"Instead of learning about DNA structure in a book, we still go over that. We review all that stuff but they actually are able to work with it hands on-see their science at work," says science teacher, Keely Teske.
"My favorite part of the class is when we have crime scene. Like today, we get to investigate, collect evidence, take notes and take pictures- it's really a fun time," said West Valley senior Jalen Peake.
"You just have that feeling like you know who it is. It's like the coolest feeling in the world. You get so excited," said West Valley junior Ana Krsse
That's exactly the response teachers are hoping for, especially when it comes to science and math.
"I learned to be a better observer, what to observe, to not over think anything. Anything can be important when solving a case," said junior Hannah Reeves.
"I thought it'd be-you just go through you walk it. Just kind of look around, pick up stuff you think is really important but there's a lot more to it than that," said Krsse.

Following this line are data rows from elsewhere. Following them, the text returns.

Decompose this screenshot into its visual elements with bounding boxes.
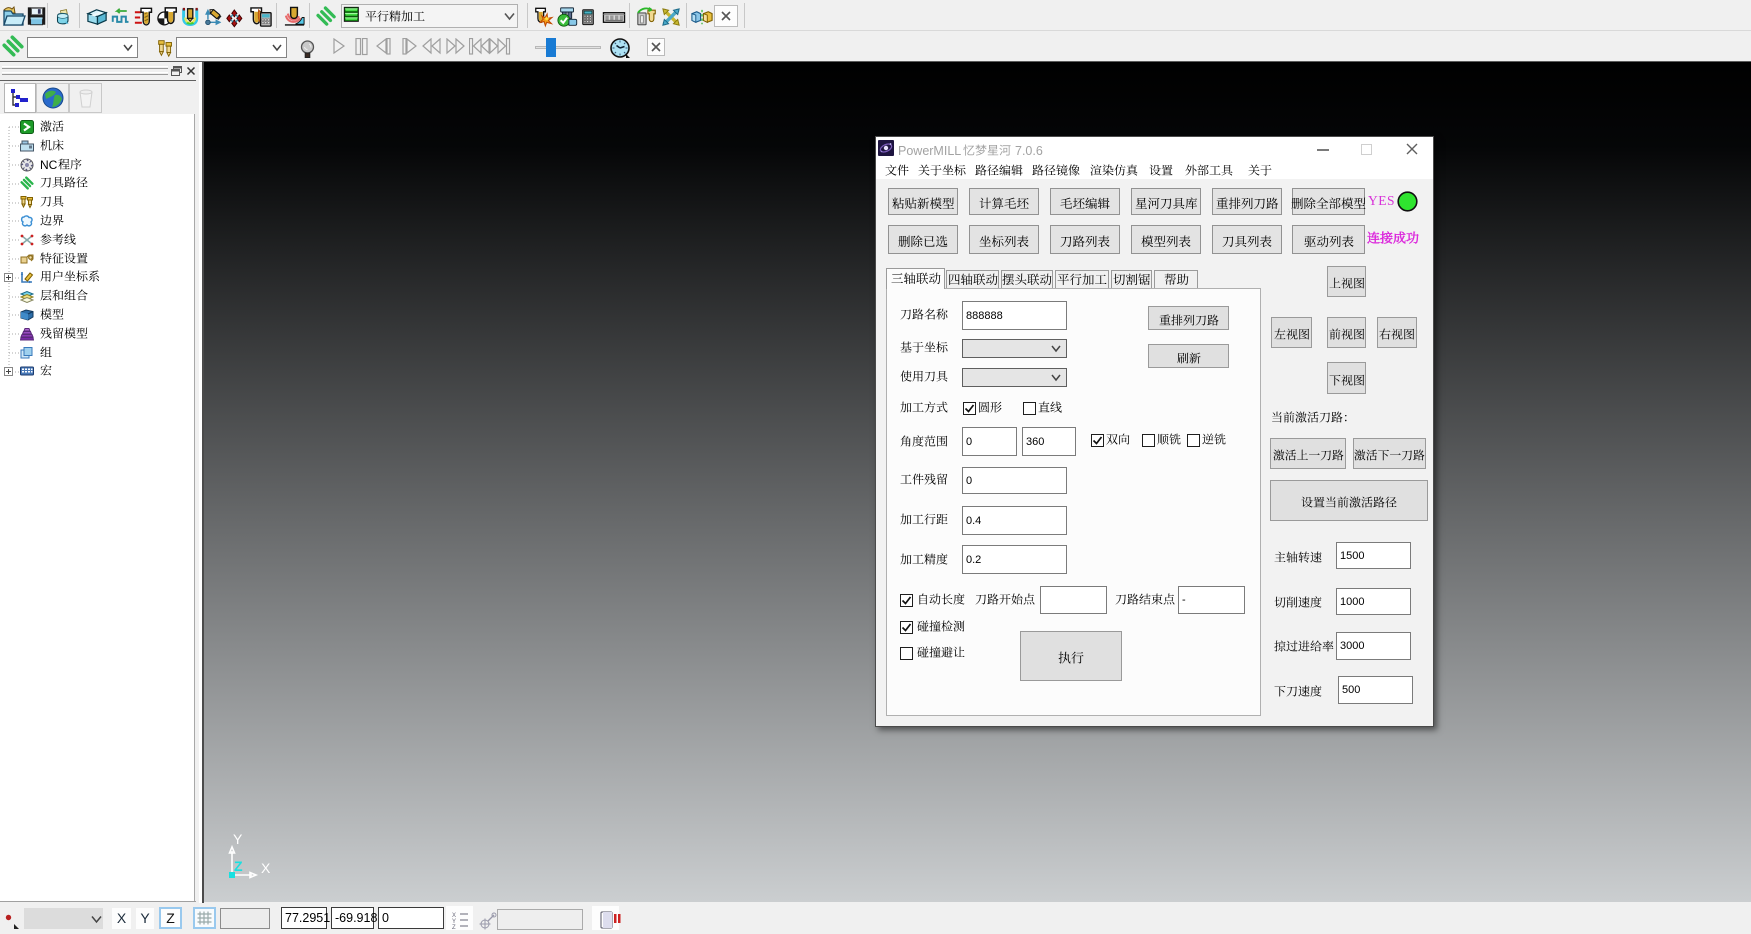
svg-text:Y: Y bbox=[233, 831, 243, 847]
svg-text:Z: Z bbox=[234, 858, 243, 874]
svg-text:Z: Z bbox=[452, 925, 456, 929]
svg-text:X: X bbox=[261, 860, 271, 876]
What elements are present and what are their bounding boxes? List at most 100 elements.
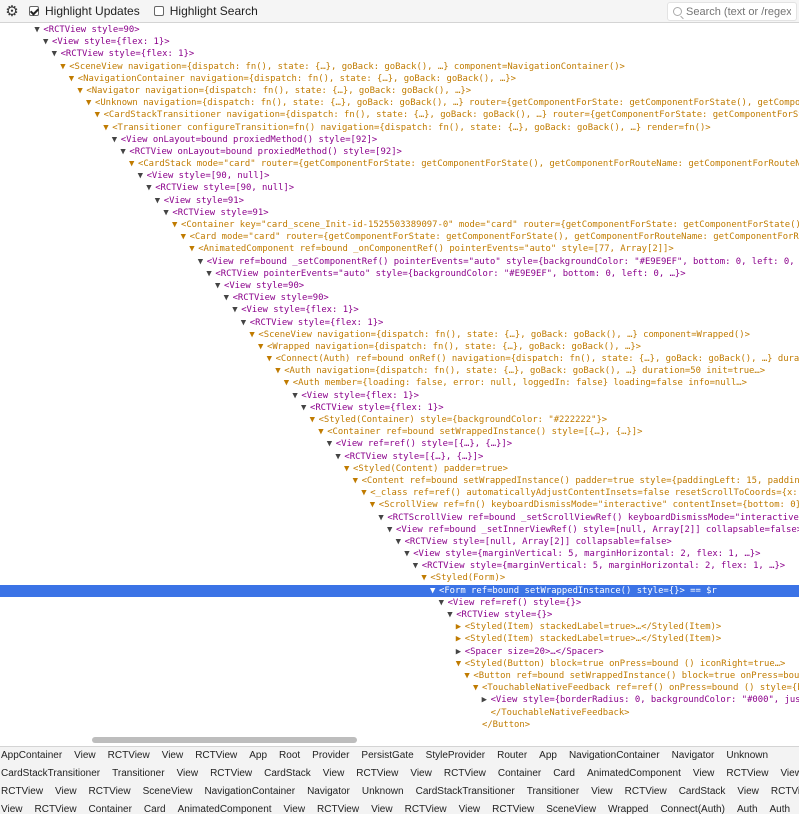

Over the academic school year, students will learn to process evidence like DNA analysis, fingerprinting, and blood spatter. These are skills that may seem specialized, but its knowledge that could still be used in everyday life.

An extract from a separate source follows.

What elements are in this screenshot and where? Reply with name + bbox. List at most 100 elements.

"It's just going to make them really educated citizens for life. As they get older, they may have to work on a jury or something like that. I mean they're going to have a lot education that they not normally would've received. I think this class just provides them a whole different outlook," says Teske.
The course has become so popular at the school that it now holds multiple forensic classes throughout the day to accommodate as many students as possible.